Some new art and music suggestions in addition to "Rock 'n' Revolution"

Top on MTV News reporter Farai Chideya's list of recommendations is one artist you won't hear on MTV:

Brett Cook-Dizney, whose artwork is being shown in New York City and in street exhibitions across the U.S. Cook-Dizney uses spray paint to render the faces of children, politicians, and homeless Americans, often layering them over billboards to provide ironic counterpoint to the advertising. In one image, a black child and a white child share a slice of watermelon. In another, he uses the nursery rhyme "Ashes, ashes, we all fall down" with portraits of the Republican elite.

"[Cook-Dizney's work] is the visual equivalent of rap songs that layer biting lyrics over a soothing, familiar backbeat," says Chideya. "Some listeners will hear nothing but sound and fury; others, conversely, will be content to bob their heads, barely cognizant of the controversial message within. The lucky ones of us will be able to listen to--or in the case of Cook-Dizney's work, see--both layers at once, the aesthetic and the message, the bitter and the sweet."

Chideya also recommends:

Noise Addict's "Meet the Real You" (Grand Royal): Ben Lee, Noise Addict's 17-year-old front man, is an angst-ridden Australian teenager. Take the song "16." "I'm so maaaad," Lee screams. Pause. "I thought my life would be like a John Hughes film." Didn't we all?
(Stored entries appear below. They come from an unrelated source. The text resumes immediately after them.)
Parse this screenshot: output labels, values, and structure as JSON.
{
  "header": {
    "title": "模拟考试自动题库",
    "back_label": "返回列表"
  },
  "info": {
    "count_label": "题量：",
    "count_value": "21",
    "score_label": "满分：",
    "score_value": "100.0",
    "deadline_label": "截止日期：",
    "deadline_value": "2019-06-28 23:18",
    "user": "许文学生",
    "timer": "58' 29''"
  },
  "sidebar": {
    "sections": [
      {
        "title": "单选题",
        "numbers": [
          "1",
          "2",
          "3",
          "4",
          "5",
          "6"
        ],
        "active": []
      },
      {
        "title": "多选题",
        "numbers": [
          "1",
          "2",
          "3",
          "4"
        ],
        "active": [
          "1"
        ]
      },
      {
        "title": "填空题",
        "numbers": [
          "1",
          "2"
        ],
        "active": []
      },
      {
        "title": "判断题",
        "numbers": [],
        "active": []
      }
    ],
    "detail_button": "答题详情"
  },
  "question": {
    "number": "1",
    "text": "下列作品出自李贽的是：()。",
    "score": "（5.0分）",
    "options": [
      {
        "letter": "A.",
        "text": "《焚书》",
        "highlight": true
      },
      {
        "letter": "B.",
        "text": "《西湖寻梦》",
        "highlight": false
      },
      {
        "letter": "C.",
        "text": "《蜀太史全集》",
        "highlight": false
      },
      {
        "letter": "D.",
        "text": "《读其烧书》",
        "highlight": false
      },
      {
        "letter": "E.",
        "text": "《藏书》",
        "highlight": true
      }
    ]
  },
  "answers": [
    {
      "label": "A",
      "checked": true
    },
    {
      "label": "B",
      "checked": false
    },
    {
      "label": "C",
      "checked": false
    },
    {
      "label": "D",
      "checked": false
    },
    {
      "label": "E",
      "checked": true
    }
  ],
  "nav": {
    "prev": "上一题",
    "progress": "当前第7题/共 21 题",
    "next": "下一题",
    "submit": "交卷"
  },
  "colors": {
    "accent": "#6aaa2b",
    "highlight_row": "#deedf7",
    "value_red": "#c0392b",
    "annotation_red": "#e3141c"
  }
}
"Rude Hieroglyphics" (Rykodisc): Singer/screamer/performance artist Lydia Lunch joins Exene Cervenka of the group "X" on this wide-ranging, topical, spoken-word recording. They riff on the O.J. Simpson trial and slash at societal pressures on women--some sample lyrics: "You think you're gonna kick a hole in the glass ceiling with glass slippers? Throw away those magazines."